As we determined in yesterday’s post, I am not of fan of “Hold On My Heart” from Genesis’ We Can’t Dance album.
That said (and I’d gladly say it again), my road to being a Genesis fanatic began with that album. Oh sure, I was a fan before that. I had liked Invisible Touch well enough, and in 1988 my friend “Woody” had introduced me to the rest of Genesis’ 80s output (namely Duke, Abacab and Genesis for those who are interested, and you should be interested. No one leaves here until they say they’re interested!).
Okay. Deep breaths.
Anyway, it was that 1991 collection where I decided I really needed to find out more about these guys, thus starting my journey down the slippery slope to fanatic.
You see, my serious collector bug kicked in and, not being satisfied with albums alone, I started buying singles to get B-sides, rare edits, live tracks, and so on. (What? Six different “Jesus He Knows Me”singles with marginally different track listings to get different “I Can’t Dance” remixes? No problem!) Yes, it’s collecting. Not a sickness. I’m perfectly fine. Just leave me alone while I rock back and forth…
So one night Woody and I end up in a record shop in Wollongong, NSW after a radio station contest. I saw “No Son Of Mine” bundled with a new “I Can’t Dance” single. Of course, I already had a copy of “No Son Of Mine,” but I had to have that “I Can’t Dance” single! It had an unreleased B-side! I must have it!
Single verily purchased, we head home and frantically put on the new disc to hear the unreleased track, called “On The Shoreline.” Its intro has some interesting sounds (including a reuse of the “elephant” sound from “No Son Of Mine”) and then the music really kicks in. I was hooked after the first few notes.
They had skipped over this to include “Hold On My Heart” on the album? What? Seriously, I had to have been thrown into an alternate universe where Mr. Spock has a beard and Phil, Mike, and Tony have lost their minds. (Yes, a Star Trek reference.
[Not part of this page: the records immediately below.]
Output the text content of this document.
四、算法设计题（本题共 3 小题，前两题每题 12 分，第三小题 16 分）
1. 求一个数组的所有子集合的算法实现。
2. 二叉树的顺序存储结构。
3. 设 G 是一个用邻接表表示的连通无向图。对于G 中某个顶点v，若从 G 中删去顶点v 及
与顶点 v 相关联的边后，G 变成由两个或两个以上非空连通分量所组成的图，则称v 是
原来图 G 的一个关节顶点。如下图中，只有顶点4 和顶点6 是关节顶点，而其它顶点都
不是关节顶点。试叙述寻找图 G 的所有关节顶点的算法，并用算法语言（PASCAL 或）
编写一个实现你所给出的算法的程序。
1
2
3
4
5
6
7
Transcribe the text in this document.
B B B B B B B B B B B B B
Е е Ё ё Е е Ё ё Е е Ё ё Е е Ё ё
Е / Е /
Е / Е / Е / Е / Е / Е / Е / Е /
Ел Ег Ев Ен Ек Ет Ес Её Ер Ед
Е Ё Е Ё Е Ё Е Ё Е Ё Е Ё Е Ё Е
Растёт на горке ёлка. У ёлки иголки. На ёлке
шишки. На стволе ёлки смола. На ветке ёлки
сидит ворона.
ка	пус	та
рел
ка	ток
The geekdom spreads…)
It didn’t (and still doesn’t) make sense. But then, they’d done the same thing with “Feeding The Fire” and “Do The Neurotic” on Invisible Touch, too, so I guess they’re not infallible. (Seriously, try to track down those tunes, too. Great stuff.)
Twenty-two years later (ouch, I can’t believe I just typed that), “On The Shoreline” still ranks very high on my list of favorite Genesis songs. And, the fact that it never got a proper album release means that it’s virtually unknown outside of the serious Genesis fan community. So, if you randomly came up to me on the street and said “Hey, I really like this Genesis song called ‘On The Shoreline'” I would immediately have some affinity for you. (Assuming you truly liked it weren’t saying that only because you’d read this post.) And thus, its placement in today’s challenge post.
Incidentally, I learned later that it was left off because Mike Rutherford thought “On The Shoreline” sounded like something they’d done before. Mike has always been my least favorite band member, and that didn’t help his standing. Years after that I had an epiphany listening to “Another Record” from Abacab. I can’t confirm this, but the dual chord grouping in each song seems to suggests, at least to me, that Mike may have been thinking of that song.
So, to summarize: “Hold On My Heart” bad. “On The Shoreline” good. You are interested in 80s Genesis output. Find me on the street and make a new friend. Return tomorrow for another post.